Anyhoo, back to our FOB of the W. Her name is Betsy Stanford. She lives in Northwest DC. She just turned 107. And she earns the FOB of the W prize because she shares our fundamental belief, which we might have stolen from someone else, that everything bad is good for you. For example, what does Betsy recommend you eat if you would like to live to be a spry century + seven? Why, anything! she tells WaPo. Everything!

"Juicy steaks . . . pork chops - as much as you want!" Stanford exclaims. "Everything they say not to eat, I've been eating it since I was 45 years old." (Puzzled aside from my typist: Why the late start, Betsy? I've been eating badly from the day I met my first Cheeto back in nursery school.)

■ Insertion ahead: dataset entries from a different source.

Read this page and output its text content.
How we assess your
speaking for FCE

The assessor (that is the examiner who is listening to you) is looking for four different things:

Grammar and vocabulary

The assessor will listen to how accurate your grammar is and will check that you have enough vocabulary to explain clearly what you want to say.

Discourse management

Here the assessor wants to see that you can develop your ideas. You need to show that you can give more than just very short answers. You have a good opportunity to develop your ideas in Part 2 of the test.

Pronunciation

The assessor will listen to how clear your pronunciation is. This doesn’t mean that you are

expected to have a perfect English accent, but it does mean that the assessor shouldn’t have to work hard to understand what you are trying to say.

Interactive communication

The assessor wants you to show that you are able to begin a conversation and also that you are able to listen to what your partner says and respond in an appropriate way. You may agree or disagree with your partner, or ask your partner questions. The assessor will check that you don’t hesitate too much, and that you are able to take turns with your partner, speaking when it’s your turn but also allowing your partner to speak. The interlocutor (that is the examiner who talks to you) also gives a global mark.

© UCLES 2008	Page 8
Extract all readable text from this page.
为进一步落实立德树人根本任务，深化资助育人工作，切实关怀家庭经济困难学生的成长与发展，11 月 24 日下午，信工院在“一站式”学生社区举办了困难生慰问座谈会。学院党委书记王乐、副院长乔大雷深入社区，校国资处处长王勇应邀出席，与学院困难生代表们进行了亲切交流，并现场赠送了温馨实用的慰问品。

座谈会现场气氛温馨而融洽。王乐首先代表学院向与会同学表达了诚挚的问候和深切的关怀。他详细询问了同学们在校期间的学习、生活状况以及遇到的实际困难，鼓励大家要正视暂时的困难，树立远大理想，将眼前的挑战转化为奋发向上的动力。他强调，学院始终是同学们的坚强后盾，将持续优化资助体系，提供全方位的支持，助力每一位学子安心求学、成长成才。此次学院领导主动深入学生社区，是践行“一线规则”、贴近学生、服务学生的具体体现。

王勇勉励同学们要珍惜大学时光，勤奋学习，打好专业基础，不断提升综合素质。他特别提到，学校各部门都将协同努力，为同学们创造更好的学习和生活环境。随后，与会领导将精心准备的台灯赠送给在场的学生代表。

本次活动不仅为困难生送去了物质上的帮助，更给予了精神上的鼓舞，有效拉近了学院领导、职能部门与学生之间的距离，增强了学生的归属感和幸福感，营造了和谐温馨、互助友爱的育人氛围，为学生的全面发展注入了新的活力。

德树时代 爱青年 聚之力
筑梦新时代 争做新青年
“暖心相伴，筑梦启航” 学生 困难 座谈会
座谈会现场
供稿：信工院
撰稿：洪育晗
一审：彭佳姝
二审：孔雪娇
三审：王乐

And what's her idea of a pick-me-up? A smoothie, of course,"made of Guinness stout mixed with the nutritional supplement Ensure, a drop of vanilla flavoring and a sprinkle of nutmeg 'if [the stout] is too bitter.'"

A 107-year-old church-going lady who drinks stout? Oh, yeah, Stanford says: "I drink stout. It's good for you, baby!"

A smoothie made out of Guinness and Ensure? Oh, Betsy, my swooning typist says, can I hang out with you in the retirement center? Can we play Bingo in the afternoons and spend our evenings getting loopy on Guinness while we yell about all the morons on the teevee?

Get a grip, Moose. Betsy's game of choice is Scrabble, but she isn't even in a retirement home. She still lives in the home she moved into with her husband in 1976. Ah, so among her other feisty qualities, Mrs. Stanford is an independent gal who has managed to age in place, thanks in part to an extended network of supportive, nearby family. (Stanford never gave birth, but she raised a nephew whose children consider her their grandmother.) That's a point worth keeping in mind as we ponder the question of how to age well -- and we do ponder that question 'round here, pretty regularly in fact.

Wevs, kids, let's raise a pint -- hold the Ensure, please, for now -- to Betsy Stanford, for proving once again that being what the nutri-nazis and the pleasure phobes call bad can do a soul good. (As we noted just the other day in calling your attention to Richard Klein's tantalizing "The Case Against Health.") It's good for you, baby! We'll drink to that, Mrs. Stanford, and to you. Live well, live long, and speak the truth. Peace out.

(Betsy Stanford, center, at her birthday celebration at Wesley United Methodist Church. Photo Credit: Jahi Chikwendiu, Washington Post.)